Durch die Ferne wächst die Liebe oder zumindest die rosarote Brille, durch die man sieht. Immer wieder dann, wenn das Semester vorbei ist und es zurück in die Heimat geht, wo sich die ganze Familie um Omas großen Tisch versammelt, verblasst das Rosa und was übrigbleibt, ist oft ein erschreckendes Bild. Da ist der Onkel, der die AfD wählt, die Cousine, die ausländerfeindliche Beiträge postet, und der Opa, der sich weigert, sein rassistisches Vokabular zu überdenken. Der Mord an George Floyd und die daraufhin erstarkenden #BlackLivesMatter-Proteste der BIPoC-Community und Unterstützenden hat das Thema Rassismus bis auf den heimischen Esstisch gebracht. Dabei ist das Thema hier nicht fremd, es wird nur oftmals unter den Teppich gekehrt, geschickt umgangen oder ignoriert, um Streit und Unbequemlichkeiten zu vermeiden, schließlich gehört die Familie nun mal zusammen, unabhängig der politischen Einstellungen.
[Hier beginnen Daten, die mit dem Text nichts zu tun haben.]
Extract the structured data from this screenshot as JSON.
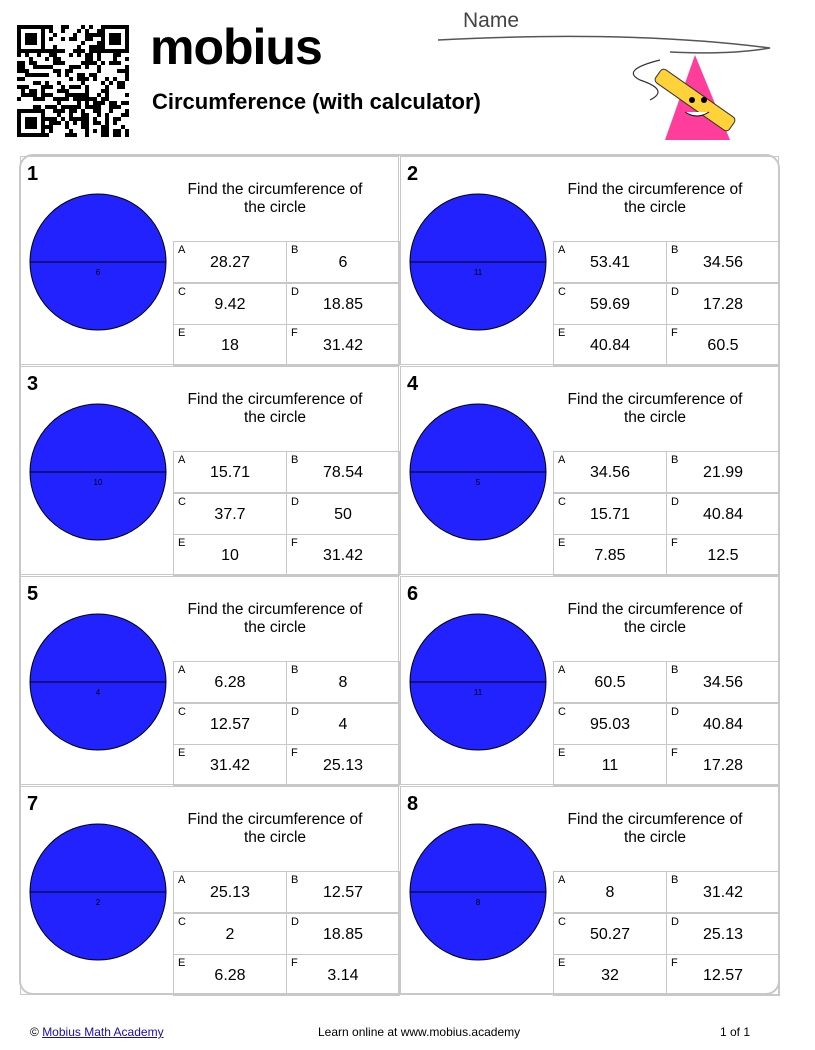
{
  "header": {
    "name_label": "Name",
    "logo": "mobius",
    "title": "Circumference (with calculator)"
  },
  "questions": [
    {
      "number": "1",
      "prompt": "Find the circumference of the circle",
      "diameter": "6",
      "options": [
        {
          "letter": "A",
          "value": "28.27"
        },
        {
          "letter": "B",
          "value": "6"
        },
        {
          "letter": "C",
          "value": "9.42"
        },
        {
          "letter": "D",
          "value": "18.85"
        },
        {
          "letter": "E",
          "value": "18"
        },
        {
          "letter": "F",
          "value": "31.42"
        }
      ]
    },
    {
      "number": "2",
      "prompt": "Find the circumference of the circle",
      "diameter": "11",
      "options": [
        {
          "letter": "A",
          "value": "53.41"
        },
        {
          "letter": "B",
          "value": "34.56"
        },
        {
          "letter": "C",
          "value": "59.69"
        },
        {
          "letter": "D",
          "value": "17.28"
        },
        {
          "letter": "E",
          "value": "40.84"
        },
        {
          "letter": "F",
          "value": "60.5"
        }
      ]
    },
    {
      "number": "3",
      "prompt": "Find the circumference of the circle",
      "diameter": "10",
      "options": [
        {
          "letter": "A",
          "value": "15.71"
        },
        {
          "letter": "B",
          "value": "78.54"
        },
        {
          "letter": "C",
          "value": "37.7"
        },
        {
          "letter": "D",
          "value": "50"
        },
        {
          "letter": "E",
          "value": "10"
        },
        {
          "letter": "F",
          "value": "31.42"
        }
      ]
    },
    {
      "number": "4",
      "prompt": "Find the circumference of the circle",
      "diameter": "5",
      "options": [
        {
          "letter": "A",
          "value": "34.56"
        },
        {
          "letter": "B",
          "value": "21.99"
        },
        {
          "letter": "C",
          "value": "15.71"
        },
        {
          "letter": "D",
          "value": "40.84"
        },
        {
          "letter": "E",
          "value": "7.85"
        },
        {
          "letter": "F",
          "value": "12.5"
        }
      ]
    },
    {
      "number": "5",
      "prompt": "Find the circumference of the circle",
      "diameter": "4",
      "options": [
        {
          "letter": "A",
          "value": "6.28"
        },
        {
          "letter": "B",
          "value": "8"
        },
        {
          "letter": "C",
          "value": "12.57"
        },
        {
          "letter": "D",
          "value": "4"
        },
        {
          "letter": "E",
          "value": "31.42"
        },
        {
          "letter": "F",
          "value": "25.13"
        }
      ]
    },
    {
      "number": "6",
      "prompt": "Find the circumference of the circle",
      "diameter": "11",
      "options": [
        {
          "letter": "A",
          "value": "60.5"
        },
        {
          "letter": "B",
          "value": "34.56"
        },
        {
          "letter": "C",
          "value": "95.03"
        },
        {
          "letter": "D",
          "value": "40.84"
        },
        {
          "letter": "E",
          "value": "11"
        },
        {
          "letter": "F",
          "value": "17.28"
        }
      ]
    },
    {
      "number": "7",
      "prompt": "Find the circumference of the circle",
      "diameter": "2",
      "options": [
        {
          "letter": "A",
          "value": "25.13"
        },
        {
          "letter": "B",
          "value": "12.57"
        },
        {
          "letter": "C",
          "value": "2"
        },
        {
          "letter": "D",
          "value": "18.85"
        },
        {
          "letter": "E",
          "value": "6.28"
        },
        {
          "letter": "F",
          "value": "3.14"
        }
      ]
    },
    {
      "number": "8",
      "prompt": "Find the circumference of the circle",
      "diameter": "8",
      "options": [
        {
          "letter": "A",
          "value": "8"
        },
        {
          "letter": "B",
          "value": "31.42"
        },
        {
          "letter": "C",
          "value": "50.27"
        },
        {
          "letter": "D",
          "value": "25.13"
        },
        {
          "letter": "E",
          "value": "32"
        },
        {
          "letter": "F",
          "value": "12.57"
        }
      ]
    }
  ],
  "footer": {
    "copyright": "©",
    "link": "Mobius Math Academy",
    "center": "Learn online at www.mobius.academy",
    "page": "1 of 1"
  }
}
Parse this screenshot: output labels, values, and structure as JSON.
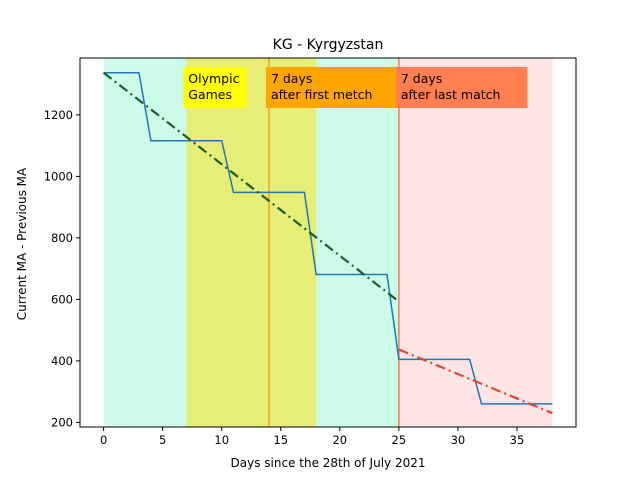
{
  "chart_data": {
    "type": "line",
    "title": "KG - Kyrgyzstan",
    "xlabel": "Days since the 28th of July 2021",
    "ylabel": "Current MA - Previous MA",
    "xlim": [
      -2,
      40
    ],
    "ylim": [
      185,
      1385
    ],
    "xticks": [
      0,
      5,
      10,
      15,
      20,
      25,
      30,
      35
    ],
    "yticks": [
      200,
      400,
      600,
      800,
      1000,
      1200
    ],
    "grid": false,
    "shaded_regions": [
      {
        "x0": 0,
        "x1": 7,
        "color": "#ccfbea"
      },
      {
        "x0": 7,
        "x1": 18,
        "color": "#e6ee78"
      },
      {
        "x0": 18,
        "x1": 25,
        "color": "#ccfbea"
      },
      {
        "x0": 25,
        "x1": 38,
        "color": "#fde5e5"
      }
    ],
    "vertical_lines": [
      {
        "x": 14,
        "color": "#ff9f1a"
      },
      {
        "x": 25,
        "color": "#f17a5a"
      }
    ],
    "annotations": [
      {
        "lines": [
          "Olympic",
          "Games"
        ],
        "x": 7,
        "color": "#ffff00"
      },
      {
        "lines": [
          "7 days",
          "after first metch"
        ],
        "x": 14,
        "color": "#ffa500"
      },
      {
        "lines": [
          "7 days",
          "after last match"
        ],
        "x": 25,
        "color": "#ff7f50"
      }
    ],
    "series": [
      {
        "style": "solid",
        "color": "#1f77b4",
        "x": [
          0,
          3,
          4,
          10,
          11,
          17,
          18,
          24,
          25,
          31,
          32,
          38
        ],
        "y": [
          1337,
          1337,
          1116,
          1116,
          948,
          948,
          681,
          681,
          405,
          405,
          260,
          260
        ]
      },
      {
        "style": "dashdot",
        "color": "#1a5e2a",
        "x": [
          0,
          25
        ],
        "y": [
          1337,
          593
        ]
      },
      {
        "style": "dashdot",
        "color": "#e0452b",
        "x": [
          25,
          38
        ],
        "y": [
          437,
          230
        ]
      }
    ]
  }
}
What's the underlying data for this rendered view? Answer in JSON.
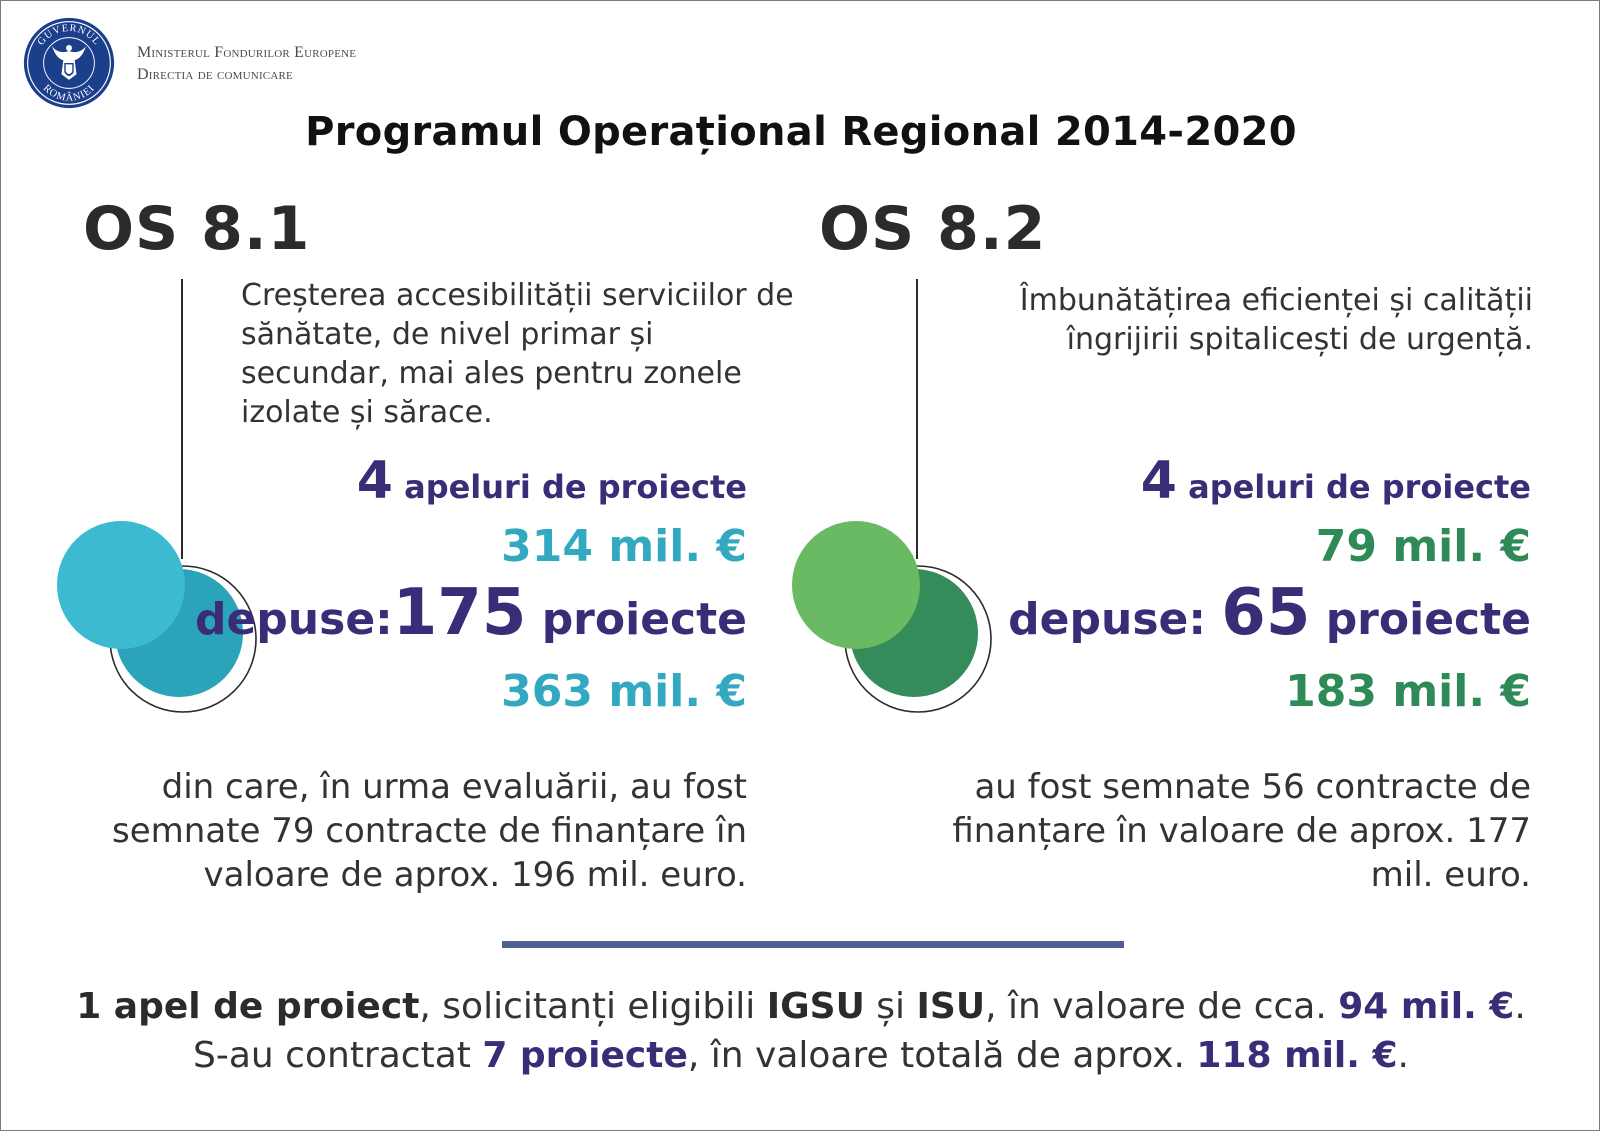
{
  "header": {
    "seal_text_top": "GUVERNUL",
    "seal_text_bottom": "ROMÂNIEI",
    "ministry_line1": "Ministerul Fondurilor Europene",
    "ministry_line2": "Directia de comunicare",
    "title": "Programul Operațional Regional 2014-2020"
  },
  "sections": [
    {
      "heading": "OS 8.1",
      "description": "Creșterea accesibilității serviciilor de sănătate, de nivel primar și secundar, mai ales pentru zonele izolate și sărace.",
      "calls_number": "4",
      "calls_label": "apeluri de proiecte",
      "allocation": "314 mil. €",
      "submitted_label": "depuse:",
      "submitted_number": "175",
      "submitted_unit": "proiecte",
      "submitted_value": "363 mil. €",
      "note": "din care, în urma evaluării, au fost semnate 79 contracte de finanțare în valoare de aprox. 196 mil. euro.",
      "circle_light": "#3bbad0",
      "circle_dark": "#2ba3b9",
      "accent": "#33a9c1"
    },
    {
      "heading": "OS 8.2",
      "description": "Îmbunătățirea  eficienței și calității îngrijirii spitalicești de urgență.",
      "calls_number": "4",
      "calls_label": "apeluri de proiecte",
      "allocation": "79 mil. €",
      "submitted_label": "depuse:",
      "submitted_number": "65",
      "submitted_unit": "proiecte",
      "submitted_value": "183 mil. €",
      "note": "au fost semnate 56 contracte de finanțare în valoare de aprox. 177 mil. euro.",
      "circle_light": "#6ab963",
      "circle_dark": "#348c5a",
      "accent": "#2e8a56"
    }
  ],
  "footer": {
    "line1_a": "1 apel de proiect",
    "line1_b": ", solicitanți eligibili ",
    "line1_c": "IGSU",
    "line1_d": " și ",
    "line1_e": "ISU",
    "line1_f": ", în valoare de cca. ",
    "line1_g": "94 mil. €",
    "line1_h": ".",
    "line2_a": "S-au contractat ",
    "line2_b": "7 proiecte",
    "line2_c": ", în valoare totală de aprox. ",
    "line2_d": "118 mil. €",
    "line2_e": "."
  },
  "colors": {
    "purple": "#3a2d78",
    "divider": "#4f5e93",
    "seal": "#1c3f8c"
  }
}
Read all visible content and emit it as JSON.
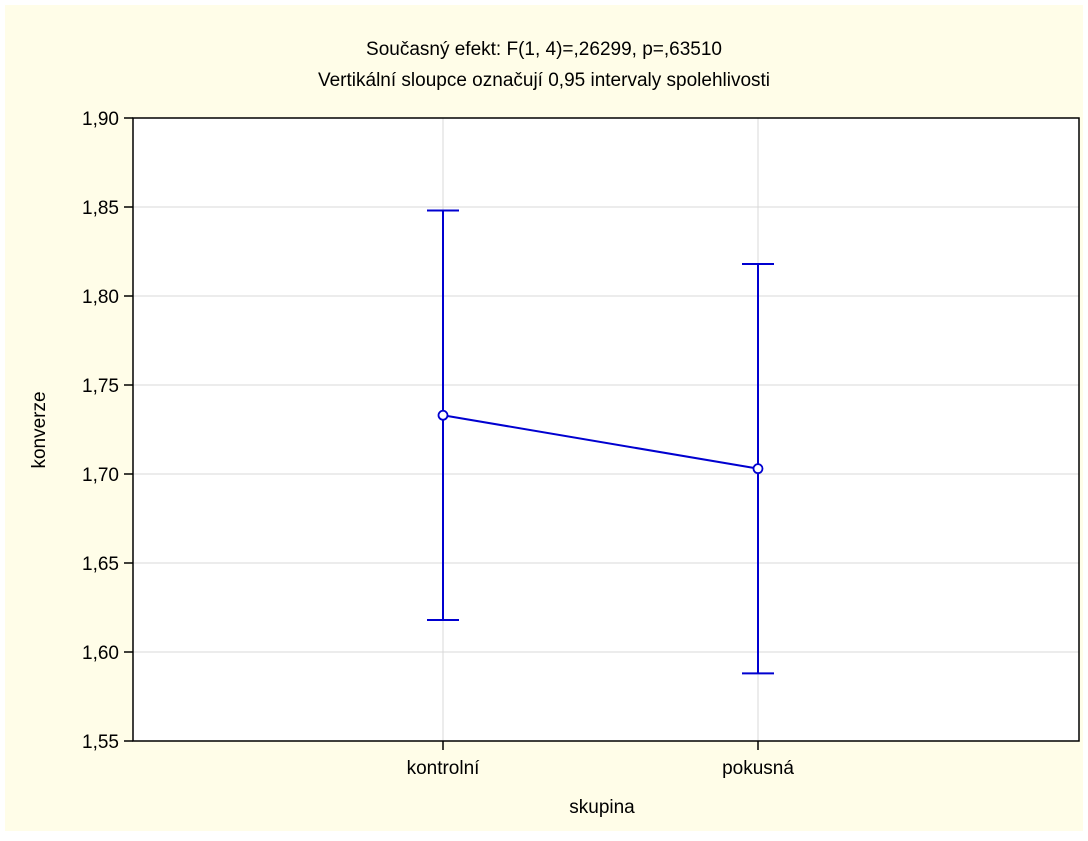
{
  "chart_data": {
    "type": "line",
    "title": "Současný efekt: F(1, 4)=,26299, p=,63510",
    "subtitle": "Vertikální sloupce označují 0,95 intervaly spolehlivosti",
    "xlabel": "skupina",
    "ylabel": "konverze",
    "categories": [
      "kontrolní",
      "pokusná"
    ],
    "series": [
      {
        "values": [
          1.733,
          1.703
        ],
        "ci_lower": [
          1.618,
          1.588
        ],
        "ci_upper": [
          1.848,
          1.818
        ]
      }
    ],
    "ylim": [
      1.55,
      1.9
    ],
    "yticks": [
      1.9,
      1.85,
      1.8,
      1.75,
      1.7,
      1.65,
      1.6,
      1.55
    ],
    "ytick_labels": [
      "1,90",
      "1,85",
      "1,80",
      "1,75",
      "1,70",
      "1,65",
      "1,60",
      "1,55"
    ],
    "grid": true,
    "colors": {
      "series": "#0000d0",
      "grid": "#d8d8d8",
      "background": "#fffde8",
      "plot_area": "#ffffff"
    }
  }
}
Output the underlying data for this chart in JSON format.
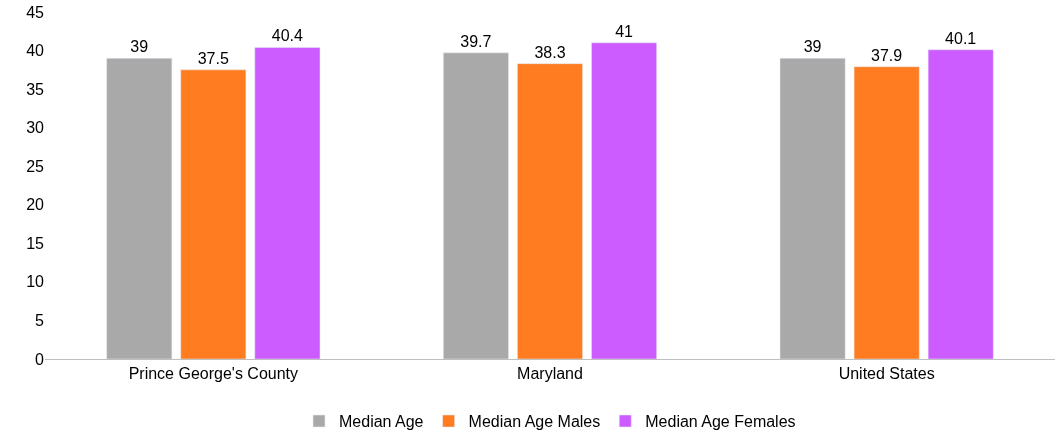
{
  "chart_data": {
    "type": "bar",
    "categories": [
      "Prince George's County",
      "Maryland",
      "United States"
    ],
    "series": [
      {
        "name": "Median Age",
        "color": "#a9a9a9",
        "values": [
          39,
          39.7,
          39
        ]
      },
      {
        "name": "Median Age Males",
        "color": "#ff7c21",
        "values": [
          37.5,
          38.3,
          37.9
        ]
      },
      {
        "name": "Median Age Females",
        "color": "#cc5cff",
        "values": [
          40.4,
          41,
          40.1
        ]
      }
    ],
    "ylim": [
      0,
      45
    ],
    "yticks": [
      0,
      5,
      10,
      15,
      20,
      25,
      30,
      35,
      40,
      45
    ],
    "data_labels": true,
    "grid": false,
    "legend": "bottom"
  }
}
Aber gerade in diesem engen Kreis fängt die Aufklärung an und kann ihre stärksten Wurzeln schlagen.
Dabei geht es an erster Stelle nicht darum, die Meinung des Gegenübers in ihren Grundzügen zu ändern, sondern ihm klarzumachen, dass seine Aussagen rassistisch sind und als solche nicht akzeptiert werden. Ziel ist es natürlich, zum Nachdenken und Hinterfragen anzuregen und der Person eine neue Sichtweise zu eröffnen. Aber das ist nicht immer einfach. Gegenseitiges Unterbrechen, persönliche Angriffe und unterschiedliches Wissen erschweren die Kommunikation, machen sie jedoch nicht unmöglich. Widersprechen, Argumentieren und Diskutieren sind Quintessenz, müssen jedoch unter gewissen Leitlinien geschehen, um wirksam zu sein.

Die Macht der Sprache

Sei es ein Witz, eine abwertende Bezeichnung oder ein „heute darf man auch gar nichts mehr sagen“, ein „das war nicht so gemeint“ ist keine Entschuldigung. Rassismus definiert sich nicht durch seine Intention, sondern seine Wirkung. Manchmal steckt dahinter aber auch einfaches Unwissen, das einer Erklärung, warum das Gesagte als rassistisch aufgefasst werden kann, bedarf. Durch die Bewusstmachung, weshalb bestimmte Aussagen rassistisch sind, das Diskutieren und die bewusste Distanzierung wird der Rassismus aufgedeckt und in die Schranken gewiesen. „Früher hat man das so gesagt“ ist dabei kein Freifahrtschein, sondern unterstreicht die Macht der Sprache, Rassismus zu reproduzieren. Nur durch die Reflexion und Veränderung der eigenen Sprache können auch die ihr zugrunde liegenden Vorurteile hinterfragt werden.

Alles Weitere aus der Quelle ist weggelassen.